Les banques de temps et les monnaies temps

Séquence 3.3 du MOOC

Pascale Caron, Lucile Marjollet, Catalina Duque Gómez, novembre 2017

Les banques de temps et la monnaie-temps fonctionnent sur l’échange de services entre personnes. Elles se basent sur deux idées clés : une heure de temps vaut une heure de temps, peu importe le type de service échangé, et tout le monde à quelque chose à apporter. Elles jouent un rôle important de cohésion sociale, d’insertion et d’amélioration de la qualité de vie.

À télécharger : 3.3_fiche_analyse_banques_de_temps.pdf (280 Kio)

Définition : les banques de temps

Une banque de temps est un réseau d’échange qui permet aux particuliers d’échanger entre eux des services. Le réseau opère avec une monnaie complémentaire qui permet de valoriser des échanges. La particularité par rapport à d’autres monnaies complémentaires, c’est la monnaie-temps qui mesure la valeur des services échangés. Au lieu de les valoriser par une monnaie classique comme l’euro, une banque de temps comptabilise le temps passé à fournir un service : la monnaie-temps.

Le principe de valorisation des monnaies-temps est radicalement différent par rapport aux autres types de monnaies complémentaires : on considère qu’une heure vaut une heure, quelque soit le service fourni. Pour reprendre les critères évoqués par Jérôme Blanc (voir « Comment coexiste la pluralité des monnaies »), il s’agit donc d’une monnaie inconvertible – le temps est uniquement convertible en temps – et qui fonctionne en circuit fermé – le temps ne peut être échangé qu’au sein de la banque de temps –.

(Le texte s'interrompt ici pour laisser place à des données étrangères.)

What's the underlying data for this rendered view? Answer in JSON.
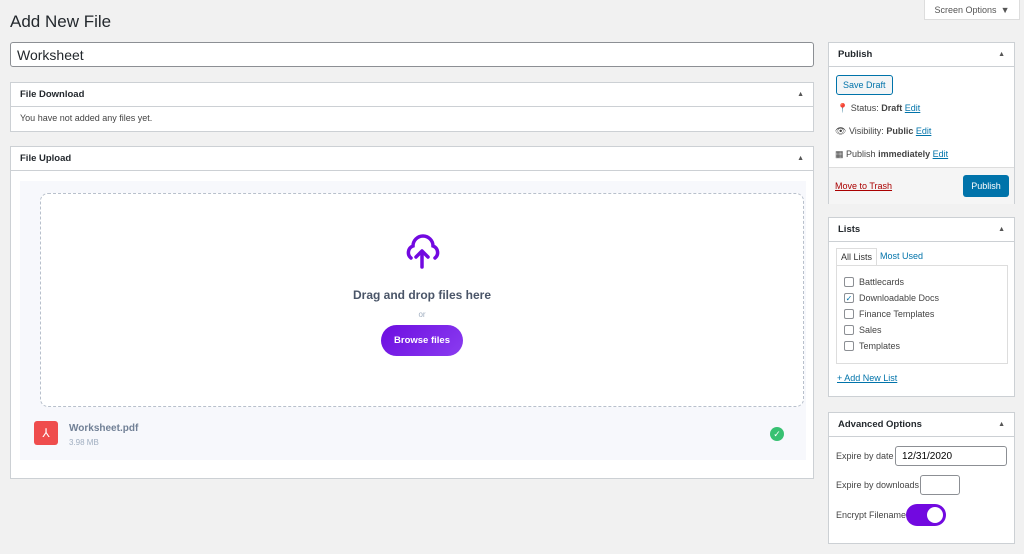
{
  "page": {
    "title": "Add New File",
    "screen_options": "Screen Options"
  },
  "post_title": "Worksheet",
  "file_download": {
    "title": "File Download",
    "empty": "You have not added any files yet."
  },
  "file_upload": {
    "title": "File Upload",
    "drop_text": "Drag and drop files here",
    "or": "or",
    "browse": "Browse files",
    "accent": "#7209e0",
    "file": {
      "name": "Worksheet.pdf",
      "size": "3.98 MB",
      "status": "complete"
    }
  },
  "publish": {
    "title": "Publish",
    "save_draft": "Save Draft",
    "status_label": "Status:",
    "status": "Draft",
    "visibility_label": "Visibility:",
    "visibility": "Public",
    "publish_label": "Publish",
    "publish_when": "immediately",
    "edit": "Edit",
    "trash": "Move to Trash",
    "publish_btn": "Publish"
  },
  "lists": {
    "title": "Lists",
    "tabs": [
      "All Lists",
      "Most Used"
    ],
    "items": [
      {
        "label": "Battlecards",
        "checked": false
      },
      {
        "label": "Downloadable Docs",
        "checked": true
      },
      {
        "label": "Finance Templates",
        "checked": false
      },
      {
        "label": "Sales",
        "checked": false
      },
      {
        "label": "Templates",
        "checked": false
      }
    ],
    "add": "+ Add New List"
  },
  "advanced": {
    "title": "Advanced Options",
    "expire_date_label": "Expire by date",
    "expire_date": "12/31/2020",
    "expire_downloads_label": "Expire by downloads",
    "expire_downloads": "",
    "encrypt_label": "Encrypt Filename",
    "encrypt_on": true
  }
}
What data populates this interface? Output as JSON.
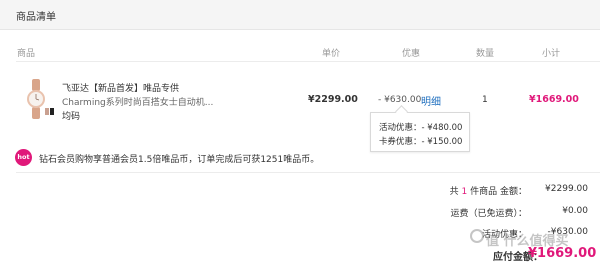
{
  "header": {
    "title": "商品清单"
  },
  "columns": {
    "product": "商品",
    "unit_price": "单价",
    "discount": "优惠",
    "quantity": "数量",
    "subtotal": "小计"
  },
  "item": {
    "name_line1": "飞亚达【新品首发】唯品专供",
    "name_line2": "Charming系列时尚百搭女士自动机...",
    "spec": "均码",
    "image_icon": "watch-product-thumbnail",
    "unit_price": "¥2299.00",
    "discount": "- ¥630.00",
    "detail_link": "明细",
    "quantity": "1",
    "subtotal": "¥1669.00"
  },
  "tooltip": {
    "row1": "活动优惠：- ¥480.00",
    "row2": "卡券优惠：- ¥150.00"
  },
  "promo": {
    "badge": "hot",
    "text": "钻石会员购物享普通会员1.5倍唯品币，订单完成后可获1251唯品币。"
  },
  "summary": {
    "count_prefix": "共",
    "count": "1",
    "count_suffix": "件商品 金额：",
    "amount": "¥2299.00",
    "shipping_label": "运费（已免运费）：",
    "shipping_value": "¥0.00",
    "activity_label": "活动优惠：",
    "activity_value": "-¥630.00",
    "total_label": "应付金额：",
    "total_value": "¥1669.00"
  },
  "watermark": "值 什么值得买",
  "colors": {
    "accent": "#e0187a",
    "link": "#1f6fbf"
  }
}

Les origines et sa dissémination

La première monnaie-temps, la « Timedollar », a été créée à Miami (Floride, Etats-Unis) par Edgar Cahn, qui faisait le constat d’un délitement des liens sociaux et d’une baisse des budgets publics rendant difficile l’accès à des services pour les plus démunis. Cette idée s’est répandue à partir des années 1990 : en Italie, au Royaume Uni, au Canada, …

Les banques de temps prennent aujourd’hui différentes formes, avec des liens plus ou moins forts avec des Fondations, des collectivités locales et des services sociaux. Les Accorderies, nées au Québec, constituent aujourd’hui un des principaux réseaux de banques de temps qui ont pour objectif de lutter contre l’exclusion et la pauvreté.

Le fonctionnement

Le fonctionnement d’une banque de temps est très simple. Chaque membre possède un « compte temps », aujourd’hui géré principalement sur internet. Ce compte lui permet de faire des demandes de services et de répondre aux demandes des autres membres. Une fois que l’échange a lieu, le demandeur va transmettre à la banque de temps un « chèque temps », qui va permettre de créditer du temps sur le compte de l’offreur. Le principe est le même que pour un compte bancaire, avec un crédit et un débit. Mais la monnaie-temps n’est pas spéculative, et ne permet pas d’accumuler des richesses indéfiniment. Son seul objectif est de marquer l’échange entre des personnes.

L’offre de services est très diverse et traverse toute la vie quotidienne des personnes. Une banque de temps répond aux besoins des personnes : de l’aide pour des petits travaux (entretien, jardinage, etc.), des échanges autour du bien-être, maternité, esthétique, accompagnement (courses, promenade, lectures..), garde d’animaux, apprentissage de langues, musique, conseils en littérature, informatique, bureautique. Les domaines sont très variés et dépendent des compétences des membres de chaque banque de temps.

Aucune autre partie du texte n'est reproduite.